Volumes are the different shapes of which your model consists. In good sculptural tradition, they should interact with one another in exciting ways.
How do I create a perfect surface then? Really designer-worthy?
It’s surprisingly easy. But you must learn to handle Control Point Curves. It is true that you can build good-looking surfaces from any curve. But beware of the difference between just any old curve and control point curves (or Graded Curves, as they are sometimes called, as in “Third-Degree Curve, Fifth-Degree Curve”, etc.).
A control point curve lets you tweak it in any way you like, and allows you to create climax points or parabolic-style direction changes. Any surface built on that will provide you with much more interesting qualities than surfaces built in simpler ways.

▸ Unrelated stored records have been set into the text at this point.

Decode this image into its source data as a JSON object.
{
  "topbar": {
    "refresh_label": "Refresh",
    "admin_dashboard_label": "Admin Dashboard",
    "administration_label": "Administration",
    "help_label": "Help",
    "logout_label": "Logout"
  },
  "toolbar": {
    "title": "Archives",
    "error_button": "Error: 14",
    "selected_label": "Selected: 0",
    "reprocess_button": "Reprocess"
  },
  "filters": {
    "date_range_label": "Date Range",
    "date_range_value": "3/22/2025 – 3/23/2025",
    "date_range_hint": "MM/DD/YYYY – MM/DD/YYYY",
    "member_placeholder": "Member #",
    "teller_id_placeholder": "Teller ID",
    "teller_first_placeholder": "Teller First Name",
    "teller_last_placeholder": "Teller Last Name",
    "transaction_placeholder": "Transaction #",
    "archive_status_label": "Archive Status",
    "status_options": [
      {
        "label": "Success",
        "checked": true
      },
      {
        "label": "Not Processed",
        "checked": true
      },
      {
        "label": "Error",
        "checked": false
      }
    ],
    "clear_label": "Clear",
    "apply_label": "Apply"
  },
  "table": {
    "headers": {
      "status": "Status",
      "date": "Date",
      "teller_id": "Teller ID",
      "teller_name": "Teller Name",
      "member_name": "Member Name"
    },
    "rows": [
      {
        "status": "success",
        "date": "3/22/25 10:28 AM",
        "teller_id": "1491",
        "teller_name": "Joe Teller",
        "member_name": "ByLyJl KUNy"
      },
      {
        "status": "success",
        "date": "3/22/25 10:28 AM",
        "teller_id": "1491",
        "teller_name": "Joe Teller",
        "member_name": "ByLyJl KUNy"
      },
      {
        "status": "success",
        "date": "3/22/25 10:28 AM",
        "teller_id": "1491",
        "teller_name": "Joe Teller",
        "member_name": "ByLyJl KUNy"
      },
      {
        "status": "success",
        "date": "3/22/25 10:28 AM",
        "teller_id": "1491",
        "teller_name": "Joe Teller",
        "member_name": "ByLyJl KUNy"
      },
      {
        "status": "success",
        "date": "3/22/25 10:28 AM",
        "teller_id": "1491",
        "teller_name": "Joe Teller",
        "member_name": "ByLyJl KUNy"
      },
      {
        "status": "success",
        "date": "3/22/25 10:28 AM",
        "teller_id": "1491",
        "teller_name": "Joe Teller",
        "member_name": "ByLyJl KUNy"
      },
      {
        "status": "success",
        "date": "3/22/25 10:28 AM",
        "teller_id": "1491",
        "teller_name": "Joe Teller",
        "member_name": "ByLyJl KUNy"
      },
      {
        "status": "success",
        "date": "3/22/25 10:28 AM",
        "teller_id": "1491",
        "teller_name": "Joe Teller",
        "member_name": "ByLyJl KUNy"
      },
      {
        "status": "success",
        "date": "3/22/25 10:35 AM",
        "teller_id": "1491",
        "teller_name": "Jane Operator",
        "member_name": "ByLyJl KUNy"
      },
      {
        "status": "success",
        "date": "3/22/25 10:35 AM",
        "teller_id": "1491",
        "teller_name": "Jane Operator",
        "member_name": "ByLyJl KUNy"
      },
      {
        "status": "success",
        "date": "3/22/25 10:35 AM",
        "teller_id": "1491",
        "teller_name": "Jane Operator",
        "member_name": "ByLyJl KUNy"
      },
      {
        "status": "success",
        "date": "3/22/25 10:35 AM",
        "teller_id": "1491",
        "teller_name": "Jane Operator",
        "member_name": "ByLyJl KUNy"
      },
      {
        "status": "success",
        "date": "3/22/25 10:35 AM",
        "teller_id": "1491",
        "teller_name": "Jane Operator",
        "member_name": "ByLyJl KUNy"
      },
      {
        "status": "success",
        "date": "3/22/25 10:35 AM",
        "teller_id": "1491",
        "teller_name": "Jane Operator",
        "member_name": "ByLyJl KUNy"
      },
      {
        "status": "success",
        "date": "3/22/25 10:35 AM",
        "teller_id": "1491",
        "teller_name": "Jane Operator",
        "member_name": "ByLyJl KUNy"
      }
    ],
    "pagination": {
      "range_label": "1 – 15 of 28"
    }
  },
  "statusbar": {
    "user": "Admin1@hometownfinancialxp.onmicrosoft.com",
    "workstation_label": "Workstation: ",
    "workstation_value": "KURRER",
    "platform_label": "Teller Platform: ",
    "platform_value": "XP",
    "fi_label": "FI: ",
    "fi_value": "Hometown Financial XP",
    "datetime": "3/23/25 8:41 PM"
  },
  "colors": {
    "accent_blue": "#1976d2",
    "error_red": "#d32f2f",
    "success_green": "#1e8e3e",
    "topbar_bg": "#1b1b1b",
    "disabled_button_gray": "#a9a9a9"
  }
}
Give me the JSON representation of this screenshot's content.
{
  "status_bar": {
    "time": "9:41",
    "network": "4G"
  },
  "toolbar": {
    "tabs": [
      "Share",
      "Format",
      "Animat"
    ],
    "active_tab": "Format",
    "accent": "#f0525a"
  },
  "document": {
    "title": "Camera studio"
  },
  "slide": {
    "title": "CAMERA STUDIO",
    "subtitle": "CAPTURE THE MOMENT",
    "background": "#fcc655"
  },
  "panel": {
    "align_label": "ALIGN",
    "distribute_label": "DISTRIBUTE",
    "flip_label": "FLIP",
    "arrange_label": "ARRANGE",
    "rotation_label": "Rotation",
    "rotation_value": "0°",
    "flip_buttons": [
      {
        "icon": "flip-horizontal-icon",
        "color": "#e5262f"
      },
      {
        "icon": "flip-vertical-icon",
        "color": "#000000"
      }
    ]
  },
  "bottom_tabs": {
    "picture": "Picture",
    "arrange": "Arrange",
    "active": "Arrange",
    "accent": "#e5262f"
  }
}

This is the difference between 3D-modeling and creating design with 3D modeling! Anyone can throw together a few curves and skin them, but only a designer will understand how to make reflections flow delightfully, and purposefully, over a surface!
Good looks are no coincidence. They are constructed.
Here are the rules:
Develop a plan how to build your model out of as few surfaces as possible. The fewer surfaces you build, the cleaner your model will be, and the more attractive it will look.
Never piece and patch things together in 3D modeling with little bits and ends, as if you were handling paper-machee. Your model will look like something that has been in a bad accident. If you don’t like an aspect of your model, select it, delete it, and rebuild it in large, generous, swooping forms.
Use as few points as you can to build your curves. 3 to 7 is best. More is a deadly sin. Then, play with the control points until the curve looks great and has no weird kinks or bumps anymore.
If you want to build another volume, use a new curve. Build separate objects. If you want one volume to visually flow into another, use the appropriate functions for it, such as building a bridging piece whose curves are made to flow seamlessly into the adjoining surfaces’ curves.
What About Control Points for Solids?
There is a way to make structural changes to solids. You simply activate the control points of a solid, and pull one or more of them in certain directions. While this can be of great help when you are building simple shapes, do not expect any acceptable results for more complex things!
If you try to negotiate a complex model entirely with the help of modified solids, you may end up with a space potato, but it won’t be something anyone would need to pay a designer for.
Remind yourself what convenient, clean work 3D-modeling is; there is no need to start building things in goofy ways, as you can so easily build and re-build anything as many times as you want.
And the Revolve Command?
That tool makes some stunning shapes. But its use is probably best limited to things like wheels, musical instruments, hubcaps, pottery, or cooking ware. Nevertheless, it’s great for that. You create one curve, set a revolving point, and you get an amazing result.
Beware: If it can be done on your computer, that may not necessarily mean that it can be made in a factory! To establish that, better do some research on whatever production methods are used to make whatever it is you are designing first.
Your object will be as beautiful as the curve you’ll have based it on. Take your time when you use it. If it is to be part of another object, use radii that can be found on it. That way, it won’t look like it doesn’t belong there.
To summarize: Our best friends for creating perfect surfaces on a computer are:
Control Point Curves – the King of Curves.
Control Points for Solids – for simple objects. Use sparingly! Space Potato looms.
Revolve Command – for UFOs and other household contraptions.